Norman Brooks

Personal information
- National team: Great Britain
- Born: 11 March 1910 Ashton-under-Lyne, England
- Died: 23 September 1953 (aged 43) Oldham, England

Sport
- Sport: Swimming
- Strokes: Freestyle
- Club: Stalybridge ASC Oldham Police

Medal record
Men's swimming
Representing England
British Empire Games
| Silver medal – second place | 1930 Hamilton | 100 yd freestyle |
| Silver medal – second place | 1930 Hamilton | 4×200 yd freestyle |

= Norman Brooks (swimmer) =

English swimmer (1910–1953)

Norman Standish Brooks (11 March 1910 - 23 September 1953) was an English competition swimmer who represented Great Britain in the Olympics and England in the British Empire Games during the late 1920s and early 1930s. He competed in freestyle swimming events.

== Biography ==
Brooks was born in Ashton-under-Lyne, Greater Manchester, England.

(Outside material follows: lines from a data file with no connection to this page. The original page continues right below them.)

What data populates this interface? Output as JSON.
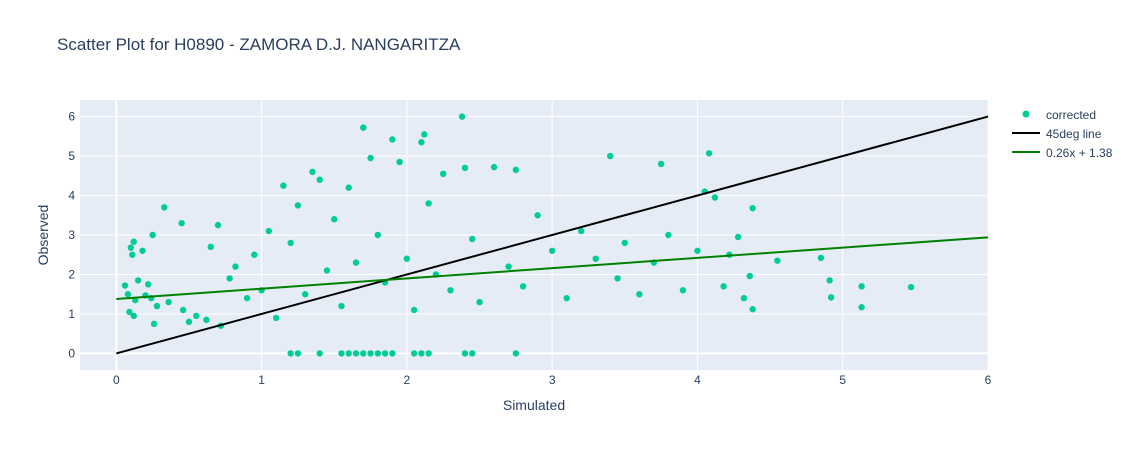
{
  "chart_data": {
    "type": "scatter",
    "title": "Scatter Plot for H0890 - ZAMORA D.J. NANGARITZA",
    "xlabel": "Simulated",
    "ylabel": "Observed",
    "xlim": [
      -0.25,
      6
    ],
    "ylim": [
      -0.42,
      6.42
    ],
    "x_ticks": [
      "0",
      "1",
      "2",
      "3",
      "4",
      "5",
      "6"
    ],
    "y_ticks": [
      "0",
      "1",
      "2",
      "3",
      "4",
      "5",
      "6"
    ],
    "grid": true,
    "legend_position": "top-right",
    "colors": {
      "plot_bg": "#e5ecf6",
      "grid": "#ffffff",
      "corrected": "#00cc96",
      "identity": "#000000",
      "fit": "#008000"
    },
    "series": [
      {
        "name": "corrected",
        "mode": "markers",
        "points": [
          [
            0.06,
            1.72
          ],
          [
            0.08,
            1.5
          ],
          [
            0.09,
            1.05
          ],
          [
            0.1,
            2.68
          ],
          [
            0.11,
            2.5
          ],
          [
            0.12,
            0.95
          ],
          [
            0.13,
            1.35
          ],
          [
            0.15,
            1.85
          ],
          [
            0.12,
            2.83
          ],
          [
            0.18,
            2.6
          ],
          [
            0.2,
            1.47
          ],
          [
            0.22,
            1.75
          ],
          [
            0.24,
            1.4
          ],
          [
            0.25,
            3.0
          ],
          [
            0.28,
            1.2
          ],
          [
            0.33,
            3.7
          ],
          [
            0.36,
            1.3
          ],
          [
            0.26,
            0.75
          ],
          [
            0.45,
            3.3
          ],
          [
            0.46,
            1.1
          ],
          [
            0.5,
            0.8
          ],
          [
            0.55,
            0.95
          ],
          [
            0.62,
            0.85
          ],
          [
            0.65,
            2.7
          ],
          [
            0.7,
            3.25
          ],
          [
            0.72,
            0.7
          ],
          [
            0.78,
            1.9
          ],
          [
            0.82,
            2.2
          ],
          [
            0.9,
            1.4
          ],
          [
            0.95,
            2.5
          ],
          [
            1.0,
            1.6
          ],
          [
            1.05,
            3.1
          ],
          [
            1.1,
            0.9
          ],
          [
            1.15,
            4.25
          ],
          [
            1.2,
            2.8
          ],
          [
            1.25,
            3.75
          ],
          [
            1.3,
            1.5
          ],
          [
            1.35,
            4.6
          ],
          [
            1.4,
            4.4
          ],
          [
            1.45,
            2.1
          ],
          [
            1.5,
            3.4
          ],
          [
            1.55,
            1.2
          ],
          [
            1.6,
            4.2
          ],
          [
            1.65,
            2.3
          ],
          [
            1.7,
            5.72
          ],
          [
            1.75,
            4.95
          ],
          [
            1.8,
            3.0
          ],
          [
            1.85,
            1.8
          ],
          [
            1.9,
            5.42
          ],
          [
            1.95,
            4.85
          ],
          [
            2.0,
            2.4
          ],
          [
            2.05,
            1.1
          ],
          [
            2.1,
            5.35
          ],
          [
            2.12,
            5.55
          ],
          [
            2.15,
            3.8
          ],
          [
            2.2,
            2.0
          ],
          [
            2.25,
            4.55
          ],
          [
            2.3,
            1.6
          ],
          [
            2.38,
            6.0
          ],
          [
            2.4,
            4.7
          ],
          [
            2.45,
            2.9
          ],
          [
            2.5,
            1.3
          ],
          [
            2.6,
            4.72
          ],
          [
            2.7,
            2.2
          ],
          [
            2.75,
            4.65
          ],
          [
            2.8,
            1.7
          ],
          [
            2.9,
            3.5
          ],
          [
            3.0,
            2.6
          ],
          [
            3.1,
            1.4
          ],
          [
            3.2,
            3.1
          ],
          [
            3.3,
            2.4
          ],
          [
            3.4,
            5.0
          ],
          [
            3.45,
            1.9
          ],
          [
            3.5,
            2.8
          ],
          [
            3.6,
            1.5
          ],
          [
            3.7,
            2.3
          ],
          [
            3.75,
            4.8
          ],
          [
            3.8,
            3.0
          ],
          [
            3.9,
            1.6
          ],
          [
            4.0,
            2.6
          ],
          [
            4.05,
            4.1
          ],
          [
            4.08,
            5.07
          ],
          [
            4.12,
            3.95
          ],
          [
            4.18,
            1.7
          ],
          [
            4.22,
            2.5
          ],
          [
            4.28,
            2.95
          ],
          [
            4.32,
            1.4
          ],
          [
            4.36,
            1.96
          ],
          [
            4.38,
            1.12
          ],
          [
            4.38,
            3.68
          ],
          [
            4.55,
            2.35
          ],
          [
            4.85,
            2.42
          ],
          [
            4.91,
            1.85
          ],
          [
            4.92,
            1.42
          ],
          [
            5.13,
            1.7
          ],
          [
            5.13,
            1.17
          ],
          [
            5.47,
            1.68
          ],
          [
            1.2,
            0.0
          ],
          [
            1.25,
            0.0
          ],
          [
            1.4,
            0.0
          ],
          [
            1.55,
            0.0
          ],
          [
            1.6,
            0.0
          ],
          [
            1.65,
            0.0
          ],
          [
            1.7,
            0.0
          ],
          [
            1.75,
            0.0
          ],
          [
            1.8,
            0.0
          ],
          [
            1.85,
            0.0
          ],
          [
            1.9,
            0.0
          ],
          [
            2.05,
            0.0
          ],
          [
            2.1,
            0.0
          ],
          [
            2.15,
            0.0
          ],
          [
            2.4,
            0.0
          ],
          [
            2.45,
            0.0
          ],
          [
            2.75,
            0.0
          ]
        ]
      },
      {
        "name": "45deg line",
        "mode": "lines",
        "x": [
          0,
          6
        ],
        "y": [
          0,
          6
        ]
      },
      {
        "name": "0.26x + 1.38",
        "mode": "lines",
        "x": [
          0,
          6
        ],
        "y": [
          1.38,
          2.94
        ]
      }
    ]
  }
}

At the 1928 Summer Olympics in Amsterdam, Netherlands, he competed in the qualifying heats of the men's 100-metre freestyle. His time was the 17th best overall; he did not advance to the semi-finals. In 1929 he switched clubs from Stalybridge to Oldham Police.

Two years later he won the silver medal in 100-yards freestyle competition at the inaugural 1930 British Empire Games in Hamilton, Ontario. He won a second silver medal as a member of the English men's team in the 4×200-yard freestyle relay.

He died in Oldham, Greater Manchester, England aged 43.